Her whole body felt like fluid that could spill at any moment.
She looked at her hands. At the notes on the arm of the chair. Then she looked back at him.
She was aware of him on the other side of the desk, watching her with the careful composure of a man who had made a decision in private and arrived here already resolved.
She had been kissed in that garden. She had kissed him back with everything she had not been saying for weeks, and she had meant every word of it, and he was calling it inaccurate.
“It seemed quite accurate at the time,” she said lightly, because the lightness was something to hold onto. “You were there.”
“I know I was there.” A pause. “That is precisely the point. I should not have–” He stopped again.
He was choosing every word the way one chose footing on uncertain ground, and she recognized it because she had watched him do it before, in the early days, before she had learned his vocabulary well enough to read what the choosing meant.
He was frightened.
The recognition dawned quietly, without drama, and she held it carefully.
“Then what is the apology for? The inaccuracy, or your being there?” She couldn’t keep the plea out of her voice.

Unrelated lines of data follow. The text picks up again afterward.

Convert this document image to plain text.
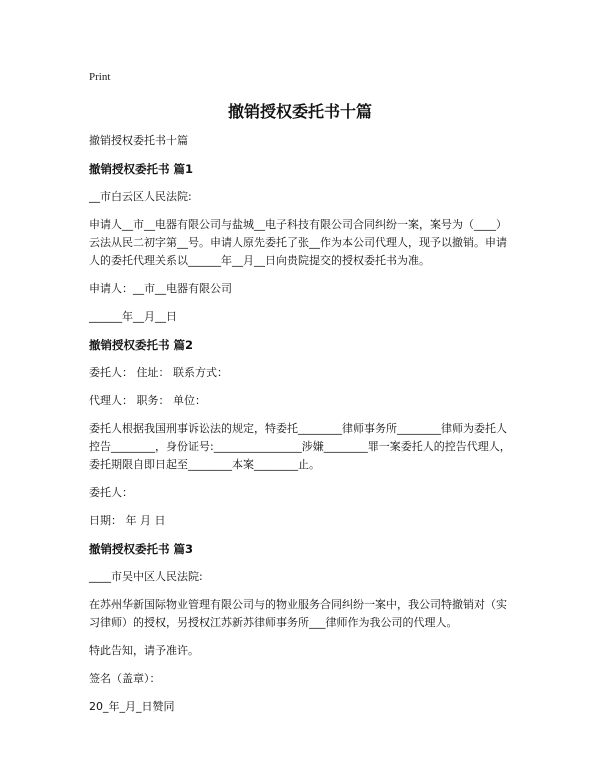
Print
撤销授权委托书十篇

撤销授权委托书十篇

撤销授权委托书 篇1

__市白云区人民法院:

申请人__市__电器有限公司与盐城__电子科技有限公司合同纠纷一案，案号为（____）云法从民二初字第__号。申请人原先委托了张__作为本公司代理人，现予以撤销。申请人的委托代理关系以______年__月__日向贵院提交的授权委托书为准。

申请人：__市__电器有限公司

______年__月__日

撤销授权委托书 篇2

委托人： 住址： 联系方式：

代理人： 职务： 单位：

委托人根据我国刑事诉讼法的规定，特委托________律师事务所________律师为委托人控告________，身份证号:________________涉嫌________罪一案委托人的控告代理人，委托期限自即日起至________本案________止。

委托人：

日期： 年 月 日

撤销授权委托书 篇3

____市吴中区人民法院:

在苏州华新国际物业管理有限公司与的物业服务合同纠纷一案中，我公司特撤销对（实习律师）的授权，另授权江苏新苏律师事务所___律师作为我公司的代理人。

特此告知，请予准许。

签名（盖章）：

20_年_月_日赞同
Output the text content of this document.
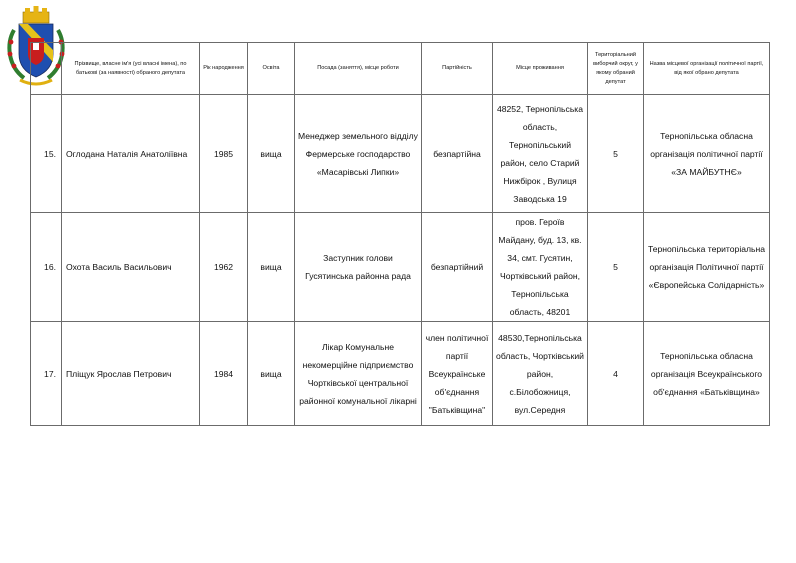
	Прізвище, власне ім'я (усі власні імена), по батькові (за наявності) обраного депутата	Рік народження	Освіта	Посада (заняття), місце роботи	Партійність	Місце проживання	Територіальний виборчий округ, у якому обраний депутат	Назва місцевої організації політичної партії, від якої обрано депутата
15.	Оглодана Наталія Анатоліївна	1985	вища	Менеджер земельного відділу Фермерське господарство «Масарівські Липки»	безпартійна	48252, Тернопільська область, Тернопільський район, село Старий Нижбірок , Вулиця Заводська 19	5	Тернопільська обласна організація політичної партії «ЗА МАЙБУТНЄ»
16.	Охота Василь Васильович	1962	вища	Заступник голови Гусятинська районна рада	безпартійний	пров. Героїв Майдану, буд. 13, кв. 34, смт. Гусятин, Чортківський район, Тернопільська область, 48201	5	Тернопільська територіальна організація Політичної партії «Європейська Солідарність»
17.	Пліщук Ярослав Петрович	1984	вища	Лікар Комунальне некомерційне підприємство Чортківської центральної районної комунальної лікарні	член політичної партії Всеукраїнське об'єднання "Батьківщина"	48530,Тернопільська область, Чортківський район, с.Білобожниця, вул.Середня	4	Тернопільська обласна організація Всеукраїнського об'єднання «Батьківщина»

“We must be cautious,” he said. “Appearances, particularly here in London, require a certain care. What happened last night… if it were to become a pattern, if it were to be caught–”
“William.”
He stopped.
“I am not asking about appearances,” she said.
He looked at her.
“I am asking about us,” she said. “About what happened in the garden, which was not—it was not an appearance. It was not for the benefit of anyone watching, because no one was watching. It was”—she held his gaze—“real. And I would like to understand what you intend to do with something real.”
The room was very quiet.
He looked at her for a long moment. She could see him making the decision, the precise moment it was made, the shift in his expression.
“I stepped closer,” he rasped. “That was a mistake.”